Il concetto alla base di Ecosia è piuttosto essenziale e facile da comprendere: qualunque ricerca effettuata attraverso il suo motore di ricerca si tramuta in nuovi alberi piantati in varie parti del mondo, con un contatore in homepage a rappresentare il numero di alberi già piantati grazie alle suddette ricerche degli utenti.

Ecosia trae i propri guadagni dall’advertising mostrato prima dei risultati delle ricerche, mentre in alto a destra è presente un contatore per il numero di ricerche già effettuate: in media, ogni 45 ricerche Ecosia pianterà un nuovo albero.
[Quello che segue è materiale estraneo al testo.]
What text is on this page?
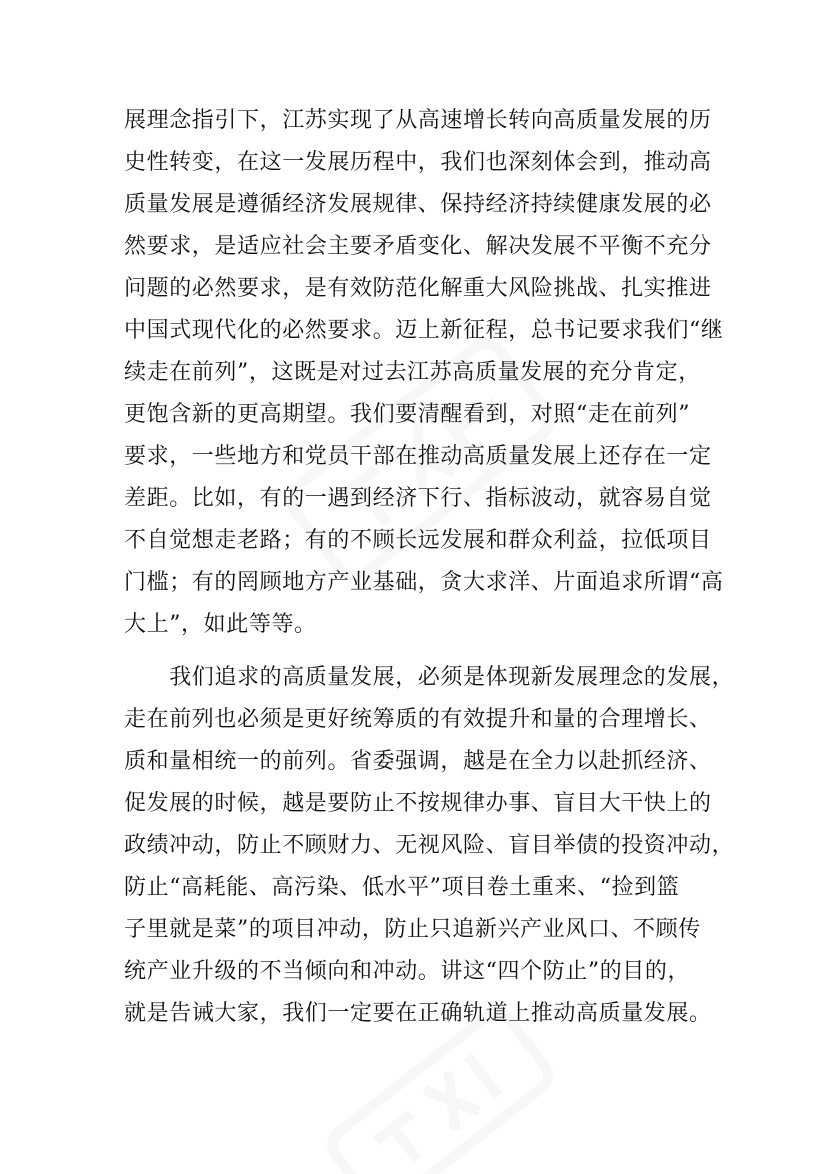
展理念指引下，江苏实现了从高速增长转向高质量发展的历
史性转变，在这一发展历程中，我们也深刻体会到，推动高
质量发展是遵循经济发展规律、保持经济持续健康发展的必
然要求，是适应社会主要矛盾变化、解决发展不平衡不充分
问题的必然要求，是有效防范化解重大风险挑战、扎实推进
中国式现代化的必然要求。迈上新征程，总书记要求我们“继
续走在前列”，这既是对过去江苏高质量发展的充分肯定，
更饱含新的更高期望。我们要清醒看到，对照“走在前列”
要求，一些地方和党员干部在推动高质量发展上还存在一定
差距。比如，有的一遇到经济下行、指标波动，就容易自觉
不自觉想走老路；有的不顾长远发展和群众利益，拉低项目
门槛；有的罔顾地方产业基础，贪大求洋、片面追求所谓“高
大上”，如此等等。
　　我们追求的高质量发展，必须是体现新发展理念的发展，
走在前列也必须是更好统筹质的有效提升和量的合理增长、
质和量相统一的前列。省委强调，越是在全力以赴抓经济、
促发展的时候，越是要防止不按规律办事、盲目大干快上的
政绩冲动，防止不顾财力、无视风险、盲目举债的投资冲动，
防止“高耗能、高污染、低水平”项目卷土重来、“捡到篮
子里就是菜”的项目冲动，防止只追新兴产业风口、不顾传
统产业升级的不当倾向和冲动。讲这“四个防止”的目的，
就是告诫大家，我们一定要在正确轨道上推动高质量发展。
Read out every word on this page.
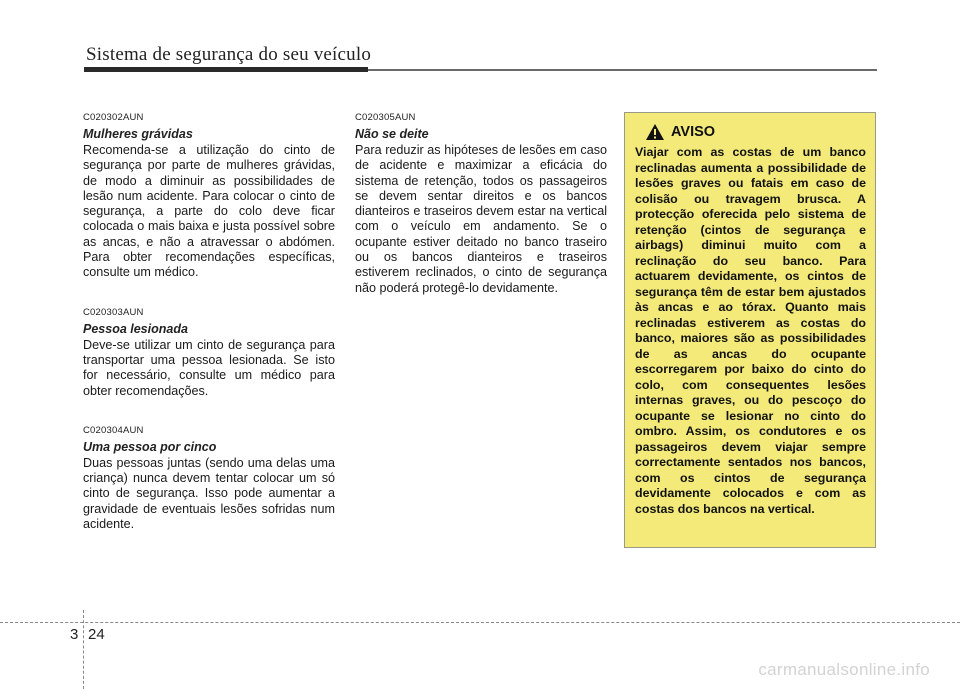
Sistema de segurança do seu veículo

C020302AUN

Mulheres grávidas

Recomenda-se a utilização do cinto de segurança por parte de mulheres grávidas, de modo a diminuir as possibilidades de lesão num acidente. Para colocar o cinto de segurança, a parte do colo deve ficar colocada o mais baixa e justa possível sobre as ancas, e não a atravessar o abdómen. Para obter recomendações específicas, consulte um médico.

C020303AUN

Pessoa lesionada

Deve-se utilizar um cinto de segurança para transportar uma pessoa lesionada. Se isto for necessário, consulte um médico para obter recomendações.

C020304AUN

Uma pessoa por cinco

Duas pessoas juntas (sendo uma delas uma criança) nunca devem tentar colocar um só cinto de segurança. Isso pode aumentar a gravidade de eventuais lesões sofridas num acidente.

C020305AUN

Não se deite

Para reduzir as hipóteses de lesões em caso de acidente e maximizar a eficácia do sistema de retenção, todos os passageiros se devem sentar direitos e os bancos dianteiros e traseiros devem estar na vertical com o veículo em andamento. Se o ocupante estiver deitado no banco traseiro ou os bancos dianteiros e traseiros estiverem reclinados, o cinto de segurança não poderá protegê-lo devidamente.

AVISO

Viajar com as costas de um banco reclinadas aumenta a possibilidade de lesões graves ou fatais em caso de colisão ou travagem brusca. A protecção oferecida pelo sistema de retenção (cintos de segurança e airbags) diminui muito com a reclinação do seu banco. Para actuarem devidamente, os cintos de segurança têm de estar bem ajustados às ancas e ao tórax. Quanto mais reclinadas estiverem as costas do banco, maiores são as possibilidades de as ancas do ocupante escorregarem por baixo do cinto do colo, com consequentes lesões internas graves, ou do pescoço do ocupante se lesionar no cinto do ombro. Assim, os condutores e os passageiros devem viajar sempre correctamente sentados nos bancos, com os cintos de segurança devidamente colocados e com as costas dos bancos na vertical.

3 24
carmanualsonline.info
Dal pulsante hamburger, accanto al contatore ad albero, è possibile raggiungere varie pagine informative e una pagina per personalizzare le ricerche in quanto a regione di pertinenza, lingua del sito, ricerca sicura o meno e altro ancora.
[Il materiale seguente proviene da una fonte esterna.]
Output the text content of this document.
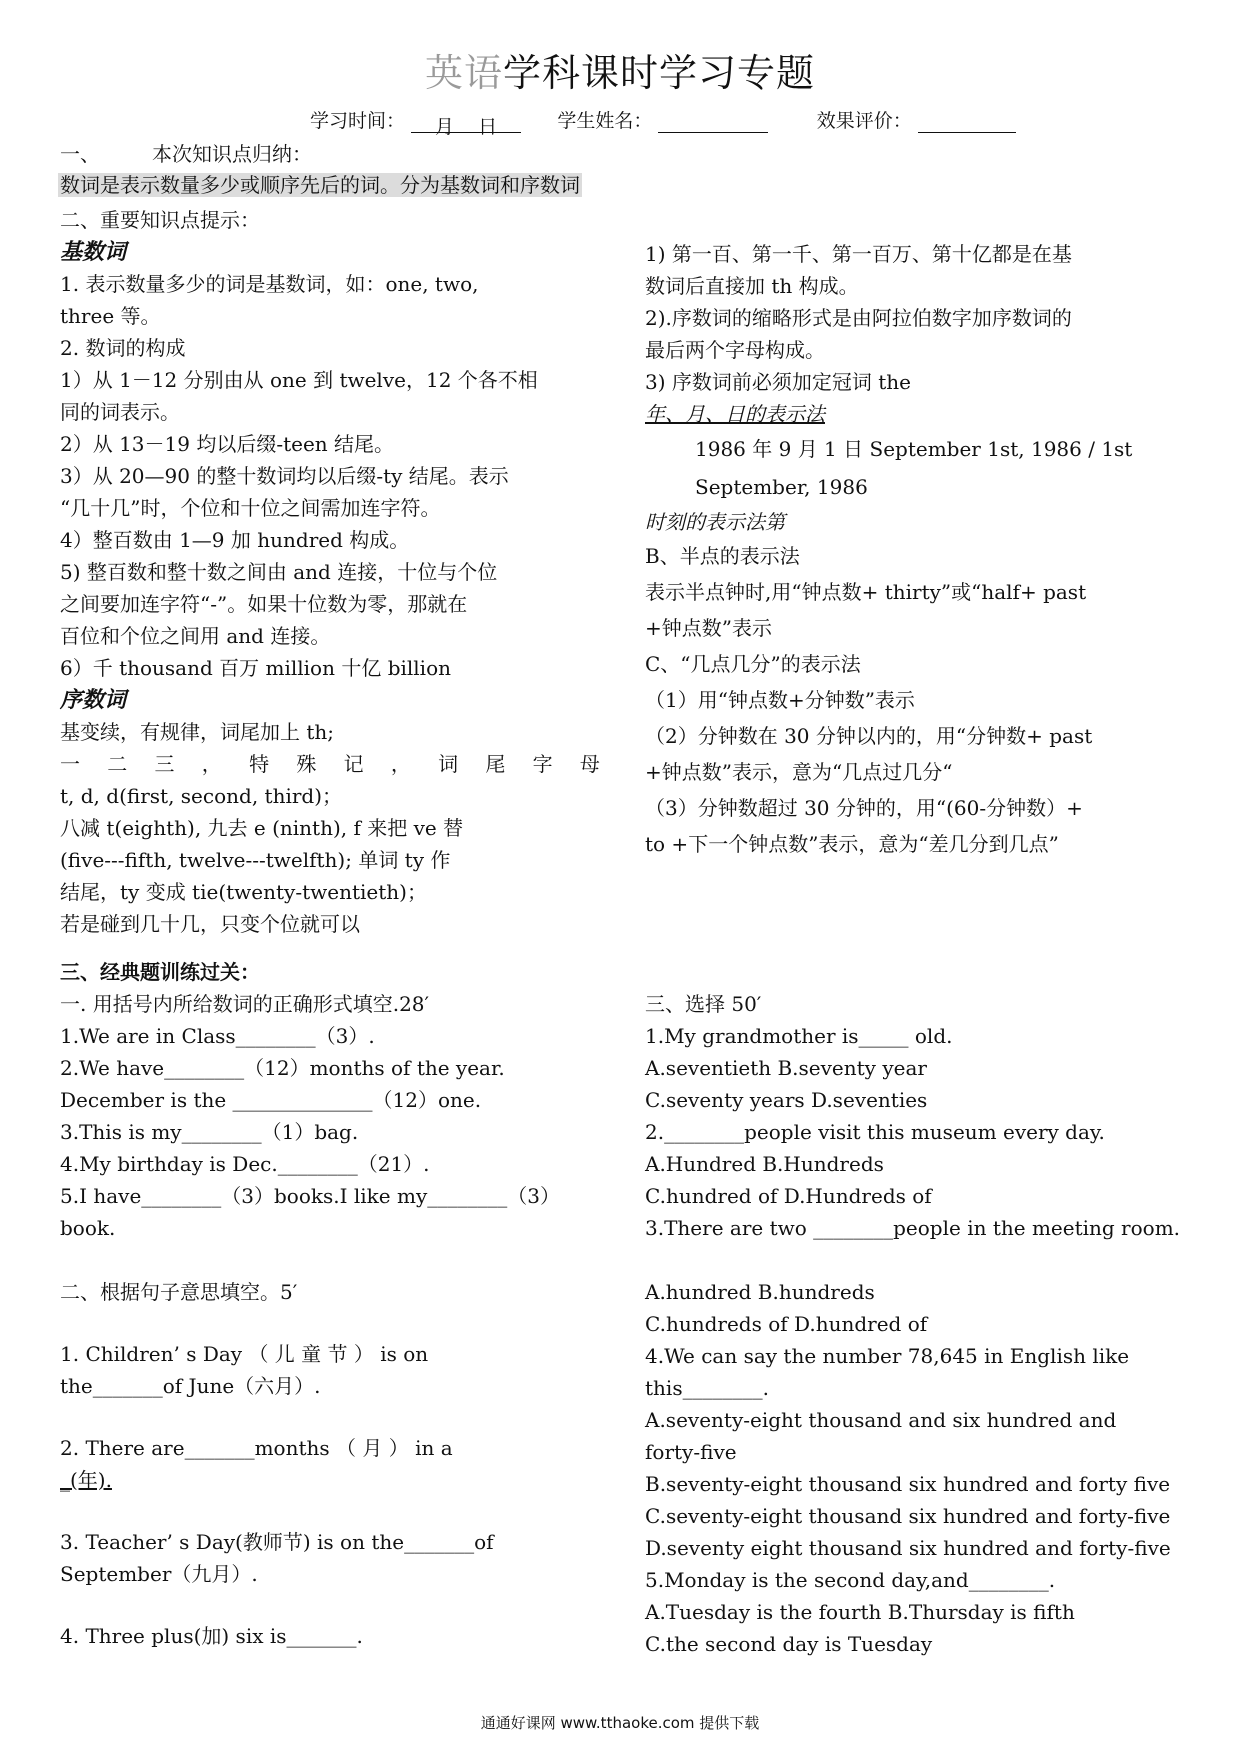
英语学科课时学习专题
学习时间： 月 日	学生姓名：	效果评价：
一、	本次知识点归纳：
数词是表示数量多少或顺序先后的词。分为基数词和序数词
二、重要知识点提示：
基数词
1. 表示数量多少的词是基数词，如：one, two,
three 等。
2. 数词的构成
1）从 1－12 分别由从 one 到 twelve，12 个各不相
同的词表示。
2）从 13－19 均以后缀-teen 结尾。
3）从 20—90 的整十数词均以后缀-ty 结尾。表示
“几十几”时，个位和十位之间需加连字符。
4）整百数由 1—9 加 hundred 构成。
5) 整百数和整十数之间由 and 连接，十位与个位
之间要加连字符“-”。如果十位数为零，那就在
百位和个位之间用 and 连接。
6）千 thousand 百万 million 十亿 billion
序数词
基变续，有规律，词尾加上 th;
一 二 三 ， 特 殊 记 ， 词 尾 字 母
t, d, d(first, second, third)；
八减 t(eighth), 九去 e (ninth), f 来把 ve 替
(five---fifth, twelve---twelfth); 单词 ty 作
结尾，ty 变成 tie(twenty-twentieth)；
若是碰到几十几，只变个位就可以
1) 第一百、第一千、第一百万、第十亿都是在基
数词后直接加 th 构成。
2).序数词的缩略形式是由阿拉伯数字加序数词的
最后两个字母构成。
3) 序数词前必须加定冠词 the
年、月、日的表示法
1986 年 9 月 1 日 September 1st, 1986 / 1st
September, 1986
时刻的表示法第
B、半点的表示法
表示半点钟时,用“钟点数+ thirty”或“half+ past
+钟点数”表示
C、“几点几分”的表示法
（1）用“钟点数+分钟数”表示
（2）分钟数在 30 分钟以内的，用“分钟数+ past
+钟点数”表示，意为“几点过几分“
（3）分钟数超过 30 分钟的，用“(60-分钟数）+
to +下一个钟点数”表示，意为“差几分到几点”
三、经典题训练过关：
一. 用括号内所给数词的正确形式填空.28′
1.We are in Class________（3）.
2.We have________（12）months of the year.
December is the ______________（12）one.
3.This is my________（1）bag.
4.My birthday is Dec.________（21）.
5.I have________（3）books.I like my________（3）
book.
二、根据句子意思填空。5′
1. Children’ s Day （ 儿 童 节 ） is on
the_______of June（六月）.
2. There are_______months （ 月 ） in a
_(年).
3. Teacher’ s Day(教师节) is on the_______of
September（九月）.
4. Three plus(加) six is_______.
三、选择 50′
1.My grandmother is_____ old.
A.seventieth B.seventy year
C.seventy years D.seventies
2.________people visit this museum every day.
A.Hundred B.Hundreds
C.hundred of D.Hundreds of
3.There are two ________people in the meeting room.
A.hundred B.hundreds
C.hundreds of D.hundred of
4.We can say the number 78,645 in English like
this________.
A.seventy-eight thousand and six hundred and
forty-five
B.seventy-eight thousand six hundred and forty five
C.seventy-eight thousand six hundred and forty-five
D.seventy eight thousand six hundred and forty-five
5.Monday is the second day,and________.
A.Tuesday is the fourth B.Thursday is fifth
C.the second day is Tuesday
通通好课网 www.tthaoke.com 提供下载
Il social business di Ecosia

Ecosia dice di rispettare la privacy degli utenti e di non vendere i loro dati agli inserzionisti pubblicitari o a tracker di terze parti, mentre sul fronte economico prova a guadagnarsi la fiducia dei suddetti utenti pubblicando report finanziari periodici con le indicazioni sul modo in cui sono stati spesi i soldi guadagnati.

Come spiegato dalle FAQ del servizio, Ecosia si appoggia a Bing per le ricerche degli utenti; l’affidabilità e l’accuratezza dei risultati sono quindi gli stessi del motore di ricerca made-in-Microsoft. Anche l’advertising salva-alberi viene servito dal network pubblicitario di Redmond.

Nato nel 2009 a non molta distanza dal succitato Bing, Ecosia si presenta come un social business dove gli utenti possono contribuire a fare del bene per tutti. Per chi volesse seguire le iniziative del team c’è un blog ufficiale aggiornato con regolarità, mentre è possibile integrare il motore di ricerca eco-compatibile anche su smartphone Android e su browser Firefox con l’apposita estensione (Firefox 57 e versioni successive).